The show was wonderful. It was in a very "Spanish" bar--AKA I think we were the only non-Spaniards there, which was all the better in my opinion. The bar was decorated with the traditional ceramic plates and bowls hanging on the walls as well as pictures of saints and the regalia of decorated flamenco performers of the past in glass-doored wooden cabinets. There were about 40 or so straight backed wooden chairs huddled in a semi-circle around the all male band of singers, a guitarist and a drummer. We had to straddle and climb over other guests to squeeze into two seats somewhere in the crowd. The place was packed and the drinks were passed. (By the way American bartenders got nothing on the Spanish, the fill the class at least 1/3 or more of the way with the liquor before pouring in the mixer). The band was great and we were really enjoying ourselves. As they wanted, various people got up and danced flamenco in front of the band. One man in the band, referred to by our waitress as "el Gordo" was clearly the alpha singer.
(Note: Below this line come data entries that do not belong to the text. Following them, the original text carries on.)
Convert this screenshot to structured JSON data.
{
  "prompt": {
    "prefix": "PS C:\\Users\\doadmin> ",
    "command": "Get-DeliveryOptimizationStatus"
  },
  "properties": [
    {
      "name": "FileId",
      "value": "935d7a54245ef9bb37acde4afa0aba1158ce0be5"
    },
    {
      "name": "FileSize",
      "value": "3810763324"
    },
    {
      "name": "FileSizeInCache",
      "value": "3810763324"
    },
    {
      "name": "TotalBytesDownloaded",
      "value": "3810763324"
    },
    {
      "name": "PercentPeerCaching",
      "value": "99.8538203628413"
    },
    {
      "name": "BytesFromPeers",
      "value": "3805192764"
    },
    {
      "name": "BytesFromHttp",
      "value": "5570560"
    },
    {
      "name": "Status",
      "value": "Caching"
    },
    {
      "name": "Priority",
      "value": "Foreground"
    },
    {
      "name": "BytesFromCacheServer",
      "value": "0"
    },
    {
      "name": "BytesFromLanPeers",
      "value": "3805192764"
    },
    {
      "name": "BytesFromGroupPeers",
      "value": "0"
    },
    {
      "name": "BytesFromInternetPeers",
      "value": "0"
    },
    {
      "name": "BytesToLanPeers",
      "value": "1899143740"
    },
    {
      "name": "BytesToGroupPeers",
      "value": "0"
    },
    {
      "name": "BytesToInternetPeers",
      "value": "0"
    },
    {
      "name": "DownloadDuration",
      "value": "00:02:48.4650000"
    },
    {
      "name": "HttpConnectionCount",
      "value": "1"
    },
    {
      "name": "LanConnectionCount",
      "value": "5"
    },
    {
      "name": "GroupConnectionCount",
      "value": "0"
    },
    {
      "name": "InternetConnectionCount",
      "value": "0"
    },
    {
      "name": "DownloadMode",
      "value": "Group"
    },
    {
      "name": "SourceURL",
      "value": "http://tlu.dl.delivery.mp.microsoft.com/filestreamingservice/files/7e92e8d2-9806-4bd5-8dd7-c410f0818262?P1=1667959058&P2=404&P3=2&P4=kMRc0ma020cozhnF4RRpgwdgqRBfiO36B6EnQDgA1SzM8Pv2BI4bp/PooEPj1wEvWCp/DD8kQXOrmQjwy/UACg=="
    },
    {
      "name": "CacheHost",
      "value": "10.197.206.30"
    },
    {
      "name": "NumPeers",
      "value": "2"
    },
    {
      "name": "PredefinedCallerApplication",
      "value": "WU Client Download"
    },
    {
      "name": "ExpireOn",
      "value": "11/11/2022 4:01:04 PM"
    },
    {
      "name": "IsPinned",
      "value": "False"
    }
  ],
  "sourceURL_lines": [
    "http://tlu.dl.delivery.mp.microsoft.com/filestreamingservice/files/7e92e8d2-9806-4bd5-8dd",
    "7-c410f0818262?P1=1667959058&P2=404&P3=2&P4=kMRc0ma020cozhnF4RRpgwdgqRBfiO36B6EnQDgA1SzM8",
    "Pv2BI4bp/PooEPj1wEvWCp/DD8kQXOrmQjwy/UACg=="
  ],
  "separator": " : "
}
He stood while the band played for him and sang in the dramatic way of flamenco, looking as if he was pleading to some long lost lover. (If my spanish were better, I could tell you whether this was actually the case or not).
The true intricacy of the dance makes itself evident when you get the chance to see a partner dance. The organization of it all comes out here. The couple, usually a man and a woman, dance facing each other while a band plays. Every so often in the dance, and I not knowing much about flamenco can't tell you when it is, the couple swings around each other and switches sides. There is an exact timing for this, and if one didn't know the timing the two would certainly collide. But in all of the flamenco that I have seen, the timing has been precise, and the couple dips around each other with ease and expertise. With each verse the dancing finishes with the woman usually turning into the mans arms, her back to his chest and she flings her outside arm above her head, bent at the elbow in a dramatic pose. What I found most striking about the dance is how the couple barely touches each other, yet the level of intimacy is heightened even so. Even as they dip past each other to switch sides there is a small distance between their bodies. I kept on thinking of it as marble painting. Have you ever used the marble paints in art class where you had different colors that, because of something in their oily consistency, they never mixed but swirled around each other in a interesting design? Well, this is what the dance looked like to me--and I loved it!